Diese Versuchsfilme liegen den Neuausgaben als DVD bei und können seit der letzten Auflage über Links im Buch abgerufen werden. Sie sind größtenteils aber auch im AV-Portal der Technischen Informationsbibliothek Hannover als eigene Sammlung hinterlegt. Die Videos geben einen guten Einblick in die Anschaulichkeit der Pohlschen Versuche, aber auch die Freude, die ihre Aufführung den Dozierenden bereiten kann. Diese kann man dem Gesicht Robert Otto Pohls ablesen, der im Film über die „Stabilisierung mit Hilfe eines Kreisels“ auf seines Vaters Modell zur Einschienenbahn balanciert:
Historische Zeugnisse
Erweitert wird dieses für die physikalische Grundlagenlehre direkt relevantes Demonstrations-Material durch einen Dokumentarfilm, der in der Zeit der ersten Neubearbeitung der „Einführung“ durch Lüders und Pohl entstand – „Einfachheit ist das Zeichen des Wahren“ (Regie: Ekkehard Sieker, 2005, 69 min), in dem Leben und Werk von Robert Wichard Pohl beleuchtet werden. Dabei kommen zahlreiche Zeitzeug*innen zu Wort, etwa der Pohl-Schüler und spätere Professor für Experimentalphysik an der Universität Frankfurt Werner Martienssen (1926-2010). Parallel wurde als Beilage der „Einführung“ ein auch hier im Blog schon zitierter Stumm-Film mit Aufnahmen aus einer der letzten Vorlesungen Pohls im Jahre 1952 zugänglich gemacht (vgl. Bedingungen I – Die Hand von Graf Orlok). Ein Ton-Auszug aus der letzten Vorlesung Pohls, gehalten am 31. Juli 1952, befindet sich ebenfalls auf der DVD und zeugt nicht zuletzt von dessen auch in der Vorlesung immer präsenten Humor.
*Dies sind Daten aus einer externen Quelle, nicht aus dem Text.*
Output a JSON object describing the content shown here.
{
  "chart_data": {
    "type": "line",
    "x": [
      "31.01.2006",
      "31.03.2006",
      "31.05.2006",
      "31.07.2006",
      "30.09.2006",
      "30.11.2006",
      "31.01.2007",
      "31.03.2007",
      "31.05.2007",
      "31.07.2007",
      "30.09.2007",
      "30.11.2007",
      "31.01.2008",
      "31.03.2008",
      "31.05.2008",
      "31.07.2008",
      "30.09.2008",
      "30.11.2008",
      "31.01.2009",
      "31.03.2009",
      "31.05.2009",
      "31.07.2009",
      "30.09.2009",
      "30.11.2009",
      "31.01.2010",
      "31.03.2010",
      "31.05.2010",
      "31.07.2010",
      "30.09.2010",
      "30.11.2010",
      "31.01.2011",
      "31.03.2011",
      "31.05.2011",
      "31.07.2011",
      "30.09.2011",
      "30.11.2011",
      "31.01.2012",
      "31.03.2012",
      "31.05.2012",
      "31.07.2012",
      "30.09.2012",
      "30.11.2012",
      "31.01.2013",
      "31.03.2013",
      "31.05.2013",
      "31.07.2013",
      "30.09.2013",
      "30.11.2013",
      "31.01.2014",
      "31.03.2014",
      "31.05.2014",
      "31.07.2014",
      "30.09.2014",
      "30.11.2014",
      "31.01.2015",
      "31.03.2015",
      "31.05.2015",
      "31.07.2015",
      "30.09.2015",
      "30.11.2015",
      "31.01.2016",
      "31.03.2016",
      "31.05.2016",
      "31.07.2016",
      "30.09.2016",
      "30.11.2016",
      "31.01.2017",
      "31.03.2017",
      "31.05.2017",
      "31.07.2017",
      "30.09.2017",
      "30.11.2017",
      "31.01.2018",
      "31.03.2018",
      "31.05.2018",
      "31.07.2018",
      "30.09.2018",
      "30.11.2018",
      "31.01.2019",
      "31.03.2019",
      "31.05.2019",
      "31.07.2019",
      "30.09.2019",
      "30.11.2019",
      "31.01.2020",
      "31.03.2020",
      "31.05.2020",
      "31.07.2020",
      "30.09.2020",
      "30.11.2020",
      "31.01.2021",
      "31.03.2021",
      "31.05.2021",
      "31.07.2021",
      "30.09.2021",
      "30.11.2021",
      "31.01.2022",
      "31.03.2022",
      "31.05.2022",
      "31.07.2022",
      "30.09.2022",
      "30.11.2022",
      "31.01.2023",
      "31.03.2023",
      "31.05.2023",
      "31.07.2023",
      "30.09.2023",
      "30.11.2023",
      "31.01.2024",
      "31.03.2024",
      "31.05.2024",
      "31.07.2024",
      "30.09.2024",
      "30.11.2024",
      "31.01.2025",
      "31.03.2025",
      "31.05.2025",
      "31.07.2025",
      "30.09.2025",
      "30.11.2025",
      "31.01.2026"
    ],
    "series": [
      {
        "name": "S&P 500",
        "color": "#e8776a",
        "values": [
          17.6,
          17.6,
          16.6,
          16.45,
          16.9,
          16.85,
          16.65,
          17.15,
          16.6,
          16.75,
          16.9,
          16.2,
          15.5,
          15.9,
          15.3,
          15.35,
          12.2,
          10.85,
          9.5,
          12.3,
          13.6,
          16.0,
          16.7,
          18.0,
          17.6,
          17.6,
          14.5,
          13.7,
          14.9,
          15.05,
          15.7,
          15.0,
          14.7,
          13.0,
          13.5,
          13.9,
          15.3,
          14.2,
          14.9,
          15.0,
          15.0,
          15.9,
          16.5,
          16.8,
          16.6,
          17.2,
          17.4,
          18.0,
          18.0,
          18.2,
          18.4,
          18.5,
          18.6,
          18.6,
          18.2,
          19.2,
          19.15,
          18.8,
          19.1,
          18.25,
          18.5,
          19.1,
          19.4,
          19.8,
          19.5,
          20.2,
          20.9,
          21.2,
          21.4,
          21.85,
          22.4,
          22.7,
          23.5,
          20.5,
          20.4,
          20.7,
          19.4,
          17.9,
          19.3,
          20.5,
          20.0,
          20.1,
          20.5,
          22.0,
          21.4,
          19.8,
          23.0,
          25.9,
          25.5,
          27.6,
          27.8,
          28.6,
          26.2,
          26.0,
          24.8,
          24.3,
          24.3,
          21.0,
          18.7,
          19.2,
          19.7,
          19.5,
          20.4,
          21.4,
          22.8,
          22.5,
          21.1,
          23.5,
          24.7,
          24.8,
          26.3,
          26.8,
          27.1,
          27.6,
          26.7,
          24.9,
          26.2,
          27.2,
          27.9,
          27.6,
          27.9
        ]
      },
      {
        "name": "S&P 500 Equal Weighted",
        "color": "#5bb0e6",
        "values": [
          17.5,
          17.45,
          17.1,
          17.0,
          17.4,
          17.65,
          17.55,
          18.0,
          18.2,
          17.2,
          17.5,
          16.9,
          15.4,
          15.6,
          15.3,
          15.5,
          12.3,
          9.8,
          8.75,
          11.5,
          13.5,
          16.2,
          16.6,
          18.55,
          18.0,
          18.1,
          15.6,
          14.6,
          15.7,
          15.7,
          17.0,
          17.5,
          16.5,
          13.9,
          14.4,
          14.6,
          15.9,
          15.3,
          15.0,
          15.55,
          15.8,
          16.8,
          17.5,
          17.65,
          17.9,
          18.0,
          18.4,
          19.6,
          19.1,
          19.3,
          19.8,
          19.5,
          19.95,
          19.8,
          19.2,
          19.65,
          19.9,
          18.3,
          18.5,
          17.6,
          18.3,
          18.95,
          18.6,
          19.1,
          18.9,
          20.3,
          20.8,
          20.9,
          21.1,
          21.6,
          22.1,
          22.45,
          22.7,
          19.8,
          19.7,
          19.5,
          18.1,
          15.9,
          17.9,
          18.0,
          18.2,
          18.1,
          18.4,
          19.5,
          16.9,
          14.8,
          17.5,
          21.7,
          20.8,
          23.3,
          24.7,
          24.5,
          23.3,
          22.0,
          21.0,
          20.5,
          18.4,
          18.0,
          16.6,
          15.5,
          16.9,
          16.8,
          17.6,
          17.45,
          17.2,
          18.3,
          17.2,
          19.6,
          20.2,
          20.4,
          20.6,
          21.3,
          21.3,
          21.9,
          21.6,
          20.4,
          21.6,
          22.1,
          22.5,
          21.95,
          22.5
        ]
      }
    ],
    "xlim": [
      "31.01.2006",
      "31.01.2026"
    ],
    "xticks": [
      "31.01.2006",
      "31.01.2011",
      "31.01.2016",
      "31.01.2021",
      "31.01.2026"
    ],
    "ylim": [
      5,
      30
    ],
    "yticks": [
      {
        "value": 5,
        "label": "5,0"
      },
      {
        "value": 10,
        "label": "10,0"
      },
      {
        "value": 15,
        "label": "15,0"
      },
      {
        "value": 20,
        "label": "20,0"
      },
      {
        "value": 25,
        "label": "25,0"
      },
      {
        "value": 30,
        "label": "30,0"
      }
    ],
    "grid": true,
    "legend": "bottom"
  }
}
In Kombination mit den Versuchsfilmen, historischen Aufnahmen und dem Dokumentarfilm entstand so kurz nach der Jahrtausendwende – und kurz vor Auszug der Göttinger Physik aus dem schon von Pohl genutzten Gebäude – nicht nur eine medial erweiterte Neuauflage der „Einführung in die Physik“ sondern ein umfassendes Dokumentationsprojekt. Mit Demonstrationen wie der zur „Stabilisierung mit Hilfe eines Kreisels“ sicherte es auch solche Aufbauten für die Nachwelt, die selbst in Göttingen schon lange nicht mehr in der Vorlesung gezeigt werden. Vorgeführt mit historischem Equipment im historischen Hörsaal von Lehrenden mit jahrzehntelanger Pohl-Erfahrung ist der Medienverbund nicht nur ein besonders unvermittelter, sondern auch sehr persönlicher Zugang zum Werk Robert Wichard Pohls.